What do I need to know about transaction and normalization?
What are some general ways to optimize slow queries?
Should I learn about the functions, keywords or both?
It depends on how much of the role is based around database development and design. For your SQL syntax, you should also understand the difference between the types of joins, and be able to use GROUP BY, ORDER BY, HAVING as well as the aggregate functions that can be used in conjunction with them.
In terms of performance monitoring, I would be looking at execeution plans (not sure about the Postgres equivalent) and how they can provide tips on increasing performance, as well as using SQL Profiler to see what instructions the server is executing in real time.

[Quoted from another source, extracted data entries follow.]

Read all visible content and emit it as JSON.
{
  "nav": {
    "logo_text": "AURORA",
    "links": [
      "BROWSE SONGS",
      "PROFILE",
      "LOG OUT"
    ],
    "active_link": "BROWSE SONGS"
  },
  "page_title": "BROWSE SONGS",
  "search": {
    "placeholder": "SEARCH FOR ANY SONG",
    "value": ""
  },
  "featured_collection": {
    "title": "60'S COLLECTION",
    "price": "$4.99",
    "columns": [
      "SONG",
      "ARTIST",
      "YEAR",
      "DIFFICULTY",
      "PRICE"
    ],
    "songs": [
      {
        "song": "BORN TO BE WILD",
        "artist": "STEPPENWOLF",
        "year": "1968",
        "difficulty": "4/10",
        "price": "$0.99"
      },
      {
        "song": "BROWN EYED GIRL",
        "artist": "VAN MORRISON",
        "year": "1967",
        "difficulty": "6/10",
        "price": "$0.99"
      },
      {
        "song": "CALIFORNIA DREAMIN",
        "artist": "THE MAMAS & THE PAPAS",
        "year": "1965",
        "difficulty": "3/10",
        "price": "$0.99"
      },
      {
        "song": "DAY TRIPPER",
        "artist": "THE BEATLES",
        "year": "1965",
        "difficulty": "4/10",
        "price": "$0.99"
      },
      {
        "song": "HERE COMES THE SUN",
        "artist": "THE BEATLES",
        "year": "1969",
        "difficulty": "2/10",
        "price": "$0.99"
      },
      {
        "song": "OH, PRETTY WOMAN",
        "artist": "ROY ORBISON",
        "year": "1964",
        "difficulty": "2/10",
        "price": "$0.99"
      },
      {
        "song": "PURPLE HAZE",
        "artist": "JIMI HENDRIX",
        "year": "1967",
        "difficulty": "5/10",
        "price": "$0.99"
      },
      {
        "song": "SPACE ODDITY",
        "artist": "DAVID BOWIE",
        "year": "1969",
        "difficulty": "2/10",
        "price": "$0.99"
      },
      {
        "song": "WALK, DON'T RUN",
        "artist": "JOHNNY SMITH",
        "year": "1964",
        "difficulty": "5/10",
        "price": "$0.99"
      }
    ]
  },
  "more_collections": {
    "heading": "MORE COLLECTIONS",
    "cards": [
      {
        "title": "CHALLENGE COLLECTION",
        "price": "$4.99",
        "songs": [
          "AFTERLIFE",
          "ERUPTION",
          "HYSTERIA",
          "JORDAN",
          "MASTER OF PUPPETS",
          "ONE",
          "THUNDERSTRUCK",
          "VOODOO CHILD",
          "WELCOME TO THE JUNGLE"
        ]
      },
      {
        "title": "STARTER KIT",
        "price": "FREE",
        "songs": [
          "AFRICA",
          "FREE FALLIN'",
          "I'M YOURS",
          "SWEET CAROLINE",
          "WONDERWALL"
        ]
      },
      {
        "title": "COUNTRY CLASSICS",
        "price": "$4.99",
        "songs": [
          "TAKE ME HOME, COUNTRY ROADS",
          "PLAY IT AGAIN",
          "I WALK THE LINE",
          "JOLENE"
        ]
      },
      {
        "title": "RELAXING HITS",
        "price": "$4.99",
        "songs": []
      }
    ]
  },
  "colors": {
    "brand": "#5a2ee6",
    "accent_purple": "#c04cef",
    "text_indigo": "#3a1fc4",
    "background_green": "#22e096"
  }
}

Transactions can be useful for rolling back, well, transactions (stored procs, ad-hoc queries etc.) that require queries to complete in a certain way to maintain data consistency. Some people (myself included) have a practice of placing any statements that make any changes to data into a transaction that automatically rolls back (BEGIN TRAN ... ROLLBACK TRAN) to check that the correct amount of data is manipulated before pushing changes to a live server. Have a look at the ACID model - Atomicity, Consistency, Isolation, Durability.
Normalization is something that can take a little time to go through, but just know and partially understand up to 3rd form normalization and that will get you started.
Optimisation can be a huge topic. Just remember to try and do things like UPDATE using set based queries, rather than row based (updating in a WHILE loop is an example of row based updating, but it CAN have its uses).
I hope this helps a little.
Besides the basics of sql syntax, which you listed, you should know some things about query performance. What are some common causes of slow queries and what are the remedies for those, and how can you evaluate the performance of a query.